Figure 2: After 24 hours complete reabsorbtion of blood with total visual recovery.

3. Discussion

We found no similar case in the literature involving dense progressive bleeding located in the capsular bag and posterior chamber, without any detectable triggering ocular event other than mydriasis and fluorescein injection. Intraocular hemorrhage months or years after cataract surgery has been described as SWAN syndrome, in which stromal vascular growth is detectable and produces recurrent bleeding approximately 36–48 months after surgery [5]. However, this does not seem to be the case here. Another possibility is that it may have originated in the ciliary body [6, 7], but gonioscopy and UBM were entirely normal.
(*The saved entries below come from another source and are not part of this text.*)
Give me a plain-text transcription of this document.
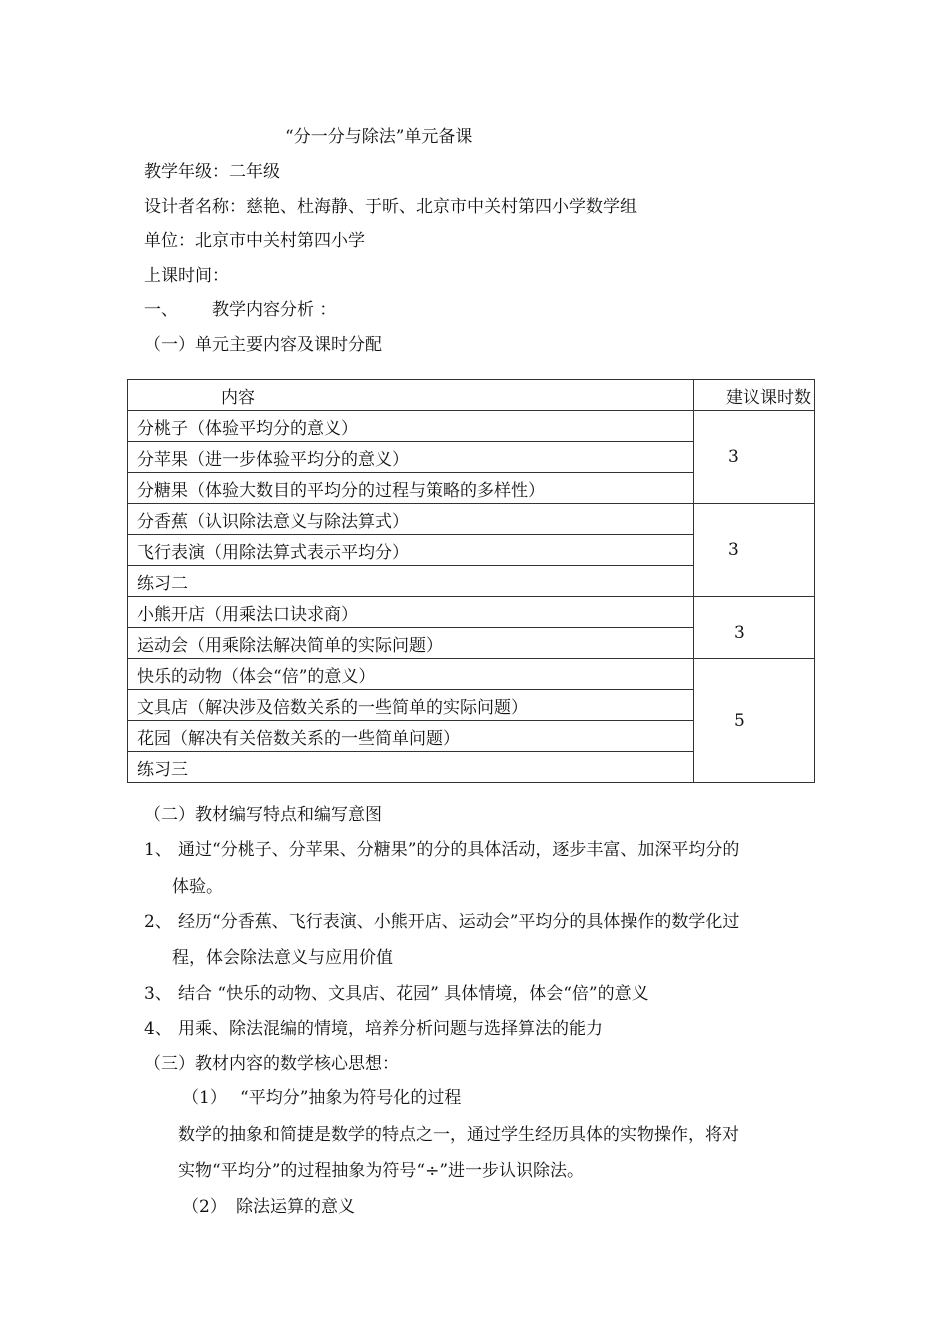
“分一分与除法”单元备课
教学年级：二年级
设计者名称：慈艳、杜海静、于昕、北京市中关村第四小学数学组
单位：北京市中关村第四小学
上课时间：
一、 教学内容分析 ：
（一）单元主要内容及课时分配
内容	建议课时数
分桃子（体验平均分的意义）	3
分苹果（进一步体验平均分的意义）	
分糖果（体验大数目的平均分的过程与策略的多样性）	
分香蕉（认识除法意义与除法算式）	3
飞行表演（用除法算式表示平均分）	
练习二	
小熊开店（用乘法口诀求商）	3
运动会（用乘除法解决简单的实际问题）	
快乐的动物（体会“倍”的意义）	5
文具店（解决涉及倍数关系的一些简单的实际问题）	
花园（解决有关倍数关系的一些简单问题）	
练习三	
（二）教材编写特点和编写意图
1、 通过“分桃子、分苹果、分糖果”的分的具体活动，逐步丰富、加深平均分的
体验。
2、 经历“分香蕉、飞行表演、小熊开店、运动会”平均分的具体操作的数学化过
程，体会除法意义与应用价值
3、 结合 “快乐的动物、文具店、花园” 具体情境，体会“倍”的意义
4、 用乘、除法混编的情境，培养分析问题与选择算法的能力
（三）教材内容的数学核心思想：
（1） “平均分”抽象为符号化的过程
数学的抽象和简捷是数学的特点之一，通过学生经历具体的实物操作，将对
实物“平均分”的过程抽象为符号“÷”进一步认识除法。
（2） 除法运算的意义
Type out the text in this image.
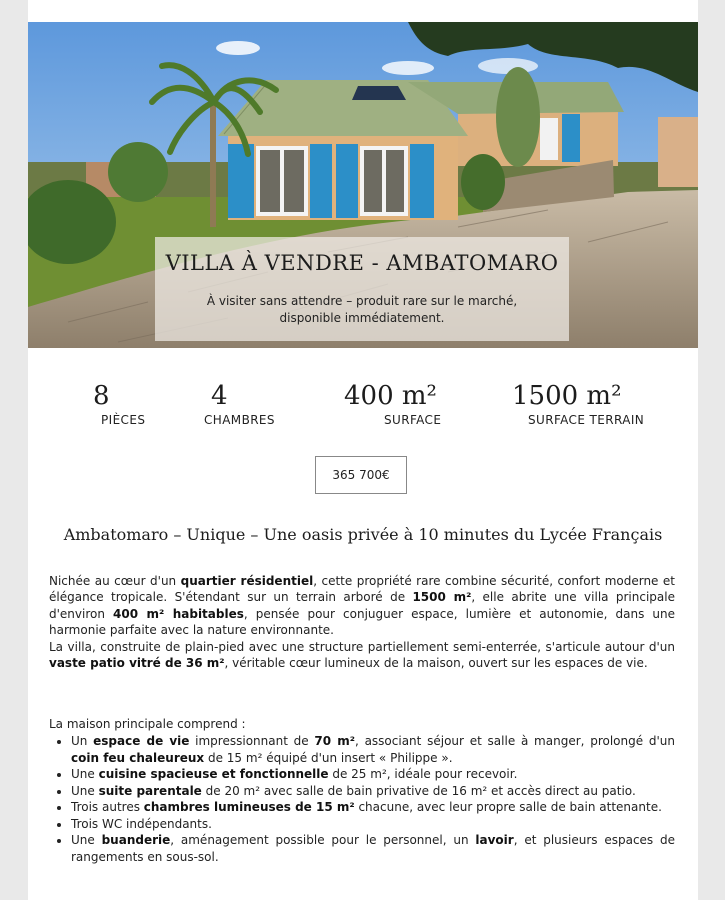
VILLA À VENDRE - AMBATOMARO
À visiter sans attendre – produit rare sur le marché, disponible immédiatement.
8
PIÈCES
4
CHAMBRES
400 m²
SURFACE
1500 m²
SURFACE TERRAIN
365 700€
Ambatomaro – Unique – Une oasis privée à 10 minutes du Lycée Français

Nichée au cœur d'un quartier résidentiel, cette propriété rare combine sécurité, confort moderne et élégance tropicale. S'étendant sur un terrain arboré de 1500 m², elle abrite une villa principale d'environ 400 m² habitables, pensée pour conjuguer espace, lumière et autonomie, dans une harmonie parfaite avec la nature environnante.

La villa, construite de plain-pied avec une structure partiellement semi-enterrée, s'articule autour d'un vaste patio vitré de 36 m², véritable cœur lumineux de la maison, ouvert sur les espaces de vie.

La maison principale comprend :
• Un espace de vie impressionnant de 70 m², associant séjour et salle à manger, prolongé d'un coin feu chaleureux de 15 m² équipé d'un insert « Philippe ».
• Une cuisine spacieuse et fonctionnelle de 25 m², idéale pour recevoir.
• Une suite parentale de 20 m² avec salle de bain privative de 16 m² et accès direct au patio.
• Trois autres chambres lumineuses de 15 m² chacune, avec leur propre salle de bain attenante.
• Trois WC indépendants.
• Une buanderie, aménagement possible pour le personnel, un lavoir, et plusieurs espaces de rangements en sous-sol.
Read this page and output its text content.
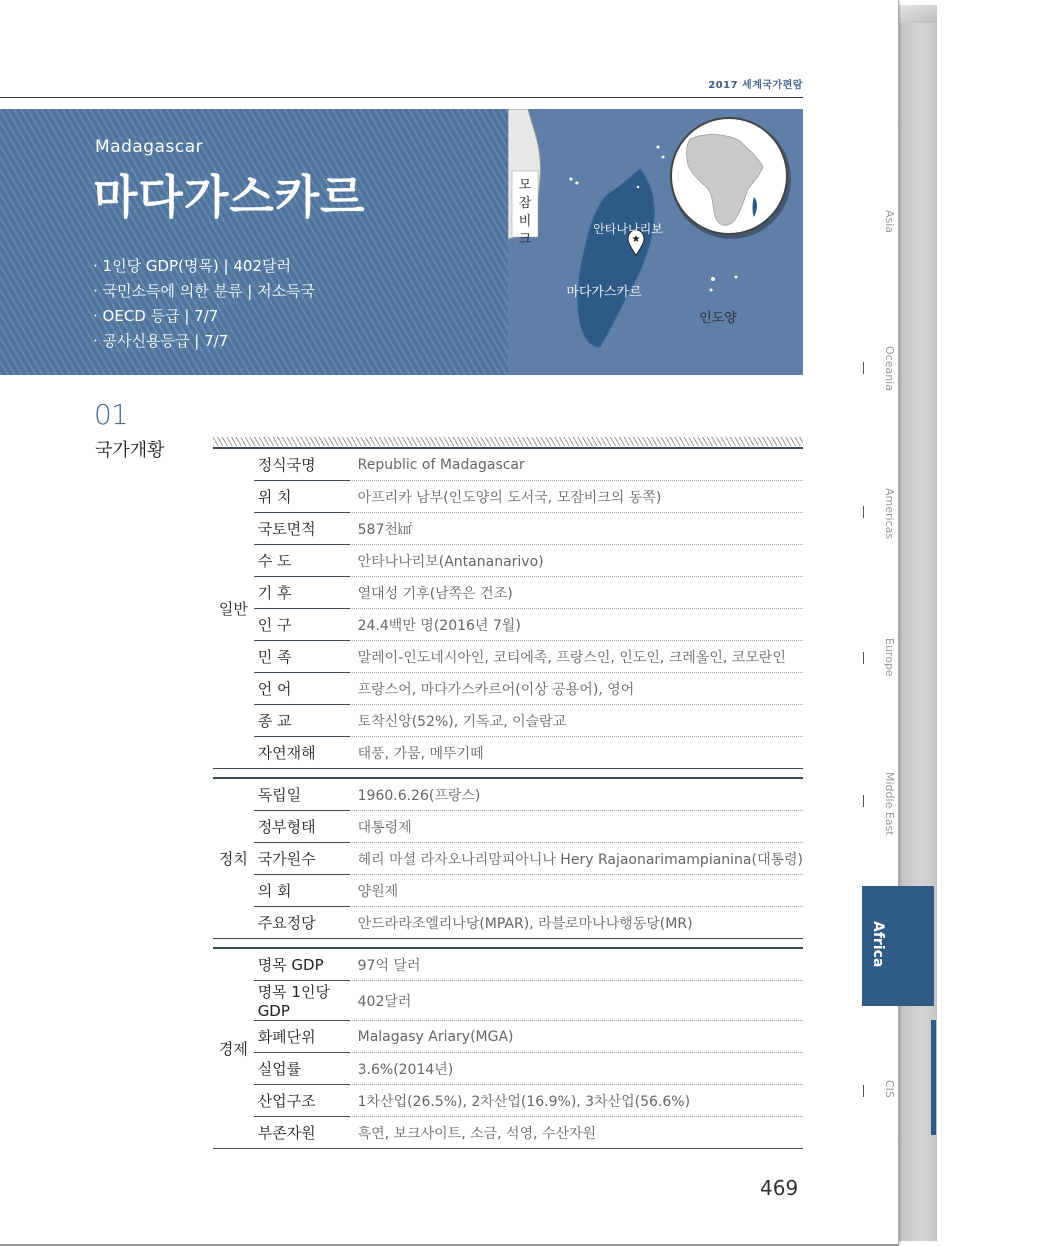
2017 세계국가편람
Madagascar
마다가스카르
· 1인당 GDP(명목) | 402달러
· 국민소득에 의한 분류 | 저소득국
· OECD 등급 | 7/7
· 공사신용등급 | 7/7
모
잠
비
크	★
안타나나리보
마다가스카르
인도양
01
국가개황
일반	정식국명	Republic of Madagascar
	위 치	아프리카 남부(인도양의 도서국, 모잠비크의 동쪽)
	국토면적	587천㎢
	수 도	안타나나리보(Antananarivo)
	기 후	열대성 기후(남쪽은 건조)
	인 구	24.4백만 명(2016년 7월)
	민 족	말레이-인도네시아인, 코티에족, 프랑스인, 인도인, 크레올인, 코모란인
	언 어	프랑스어, 마다가스카르어(이상 공용어), 영어
	종 교	토착신앙(52%), 기독교, 이슬람교
	자연재해	태풍, 가뭄, 메뚜기떼

정치	독립일	1960.6.26(프랑스)
	정부형태	대통령제
	국가원수	헤리 마셜 라자오나리맘피아니나 Hery Rajaonarimampianina(대통령)
	의 회	양원제
	주요정당	안드라라조엘리나당(MPAR), 라블로마나나행동당(MR)

경제	명목 GDP	97억 달러
	명목 1인당 GDP	402달러
	화폐단위	Malagasy Ariary(MGA)
	실업률	3.6%(2014년)
	산업구조	1차산업(26.5%), 2차산업(16.9%), 3차산업(56.6%)
	부존자원	흑연, 보크사이트, 소금, 석영, 수산자원
469
Asia
Oceania
Americas
Europe
Middle East
Africa
CIS
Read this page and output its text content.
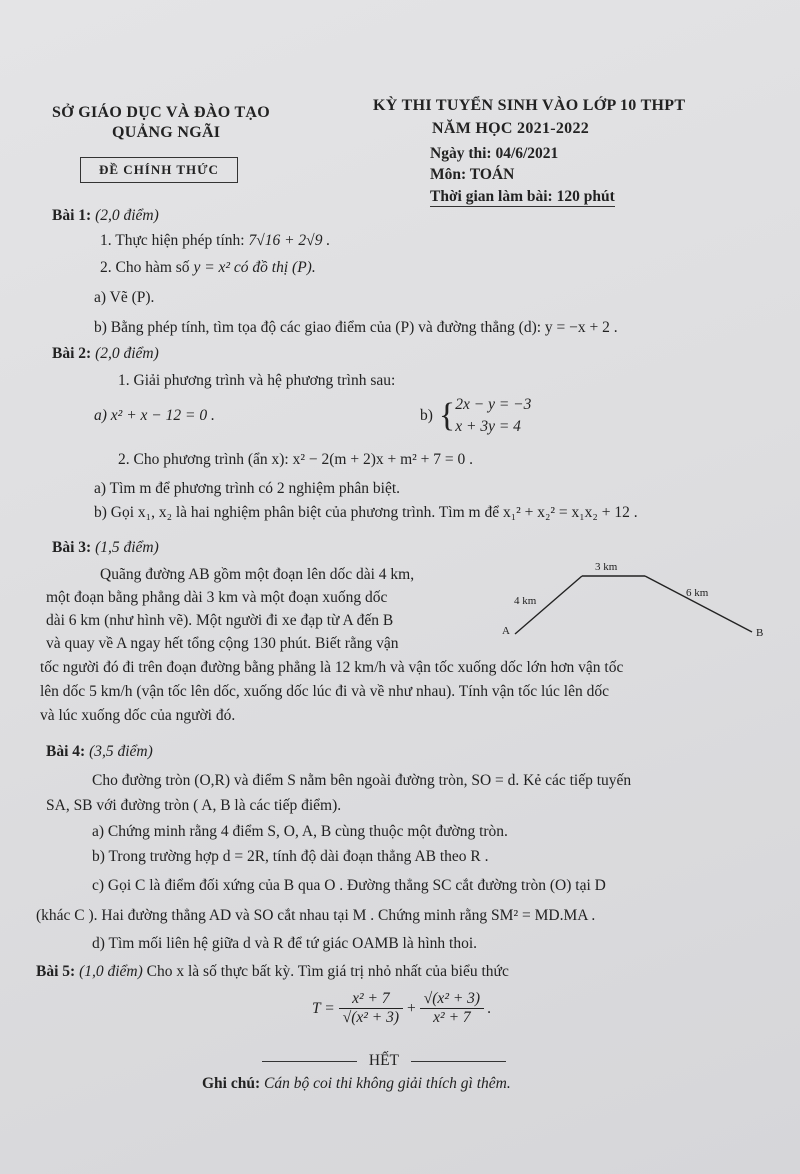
SỞ GIÁO DỤC VÀ ĐÀO TẠO
QUẢNG NGÃI
ĐỀ CHÍNH THỨC
KỲ THI TUYỂN SINH VÀO LỚP 10 THPT
NĂM HỌC 2021-2022
Ngày thi: 04/6/2021
Môn: TOÁN
Thời gian làm bài: 120 phút
Bài 1: (2,0 điểm)
1. Thực hiện phép tính: 7√16 + 2√9 .
2. Cho hàm số y = x² có đồ thị (P).
a) Vẽ (P).
b) Bằng phép tính, tìm tọa độ các giao điểm của (P) và đường thẳng (d): y = −x + 2 .
Bài 2: (2,0 điểm)
1. Giải phương trình và hệ phương trình sau:
a) x² + x − 12 = 0 .	b) { 2x − y = −3
x + 3y = 4
2. Cho phương trình (ẩn x): x² − 2(m + 2)x + m² + 7 = 0 .
a) Tìm m để phương trình có 2 nghiệm phân biệt.
b) Gọi x₁, x₂ là hai nghiệm phân biệt của phương trình. Tìm m để x₁² + x₂² = x₁x₂ + 12 .
Bài 3: (1,5 điểm)
Quãng đường AB gồm một đoạn lên dốc dài 4 km,
một đoạn bằng phẳng dài 3 km và một đoạn xuống dốc
dài 6 km (như hình vẽ). Một người đi xe đạp từ A đến B
và quay về A ngay hết tổng cộng 130 phút. Biết rằng vận
tốc người đó đi trên đoạn đường bằng phẳng là 12 km/h và vận tốc xuống dốc lớn hơn vận tốc
lên dốc 5 km/h (vận tốc lên dốc, xuống dốc lúc đi và về như nhau). Tính vận tốc lúc lên dốc
và lúc xuống dốc của người đó.
3 km
4 km
6 km
A	B
Bài 4: (3,5 điểm)
Cho đường tròn (O,R) và điểm S nằm bên ngoài đường tròn, SO = d. Kẻ các tiếp tuyến
SA, SB với đường tròn ( A, B là các tiếp điểm).
a) Chứng minh rằng 4 điểm S, O, A, B cùng thuộc một đường tròn.
b) Trong trường hợp d = 2R, tính độ dài đoạn thẳng AB theo R .
c) Gọi C là điểm đối xứng của B qua O . Đường thẳng SC cắt đường tròn (O) tại D
(khác C ). Hai đường thẳng AD và SO cắt nhau tại M . Chứng minh rằng SM² = MD.MA .
d) Tìm mối liên hệ giữa d và R để tứ giác OAMB là hình thoi.
Bài 5: (1,0 điểm) Cho x là số thực bất kỳ. Tìm giá trị nhỏ nhất của biểu thức
$T = \frac{\text{x² + 7}}{\text{√(x² + 3)}} + \frac{\text{√(x² + 3)}}{\text{x² + 7}}$ .
HẾT
Ghi chú: Cán bộ coi thi không giải thích gì thêm.
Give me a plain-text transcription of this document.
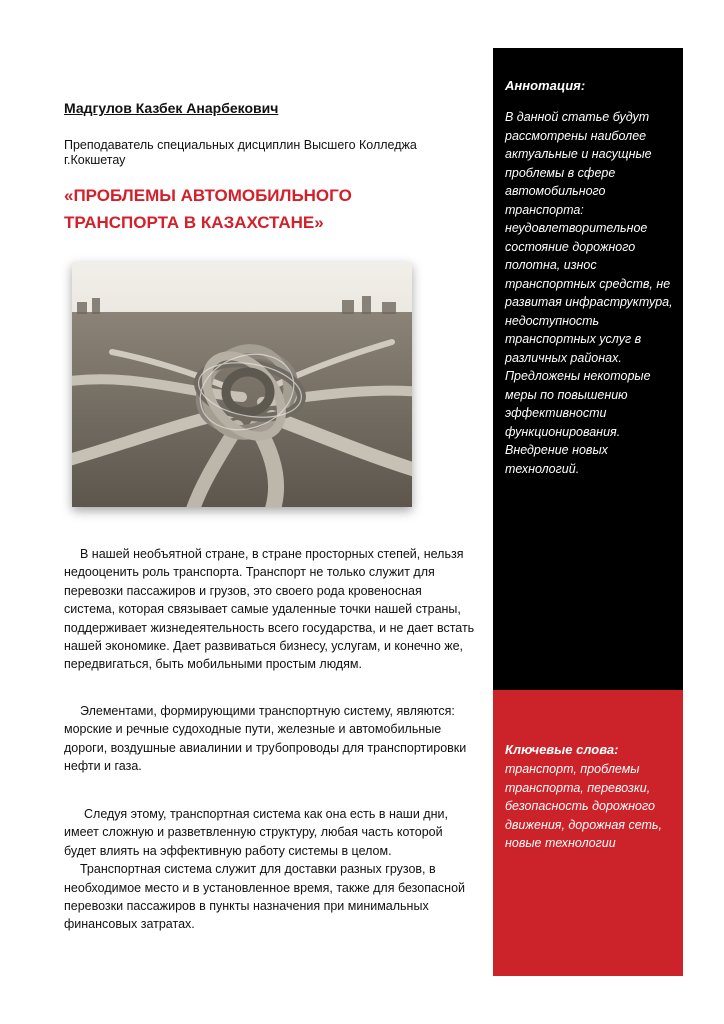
Мадгулов Казбек Анарбекович

Преподаватель специальных дисциплин Высшего Колледжа г.Кокшетау

«ПРОБЛЕМЫ АВТОМОБИЛЬНОГО ТРАНСПОРТА В КАЗАХСТАНЕ»

В нашей необъятной стране, в стране просторных степей, нельзя недооценить роль транспорта. Транспорт не только служит для перевозки пассажиров и грузов, это своего рода кровеносная система, которая связывает самые удаленные точки нашей страны, поддерживает жизнедеятельность всего государства, и не дает встать нашей экономике. Дает развиваться бизнесу, услугам, и конечно же, передвигаться, быть мобильными простым людям.

Элементами, формирующими транспортную систему, являются: морские и речные судоходные пути, железные и автомобильные дороги, воздушные авиалинии и трубопроводы для транспортировки нефти и газа.

Следуя этому, транспортная система как она есть в наши дни, имеет сложную и разветвленную структуру, любая часть которой будет влиять на эффективную работу системы в целом.
Транспортная система служит для доставки разных грузов, в необходимое место и в установленное время, также для безопасной перевозки пассажиров в пункты назначения при минимальных финансовых затратах.

Аннотация:

В данной статье будут рассмотрены наиболее актуальные и насущные проблемы в сфере автомобильного транспорта: неудовлетворительное состояние дорожного полотна, износ транспортных средств, не развитая инфраструктура, недоступность транспортных услуг в различных районах. Предложены некоторые меры по повышению эффективности функционирования. Внедрение новых технологий.

Ключевые слова:

транспорт, проблемы транспорта, перевозки, безопасность дорожного движения, дорожная сеть, новые технологии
We suppose that the ocular hemorrhage this patient presented was due to pharmacologic mydriasis and not to fluorescein, but its cause remains uncertain, considering that the patient had had his pupils dilated many times before with no adverse effects. Contact of the posterior face of the iris or sulcus with a portion of the intraocular lens, aggravated by the intense use of mydriatics during the FA procedure, probably caused bleeding rather than this being related to fluorescein injection.

Conflict of Interests

The author declares that there is no conflict of interests regarding the publication of this paper.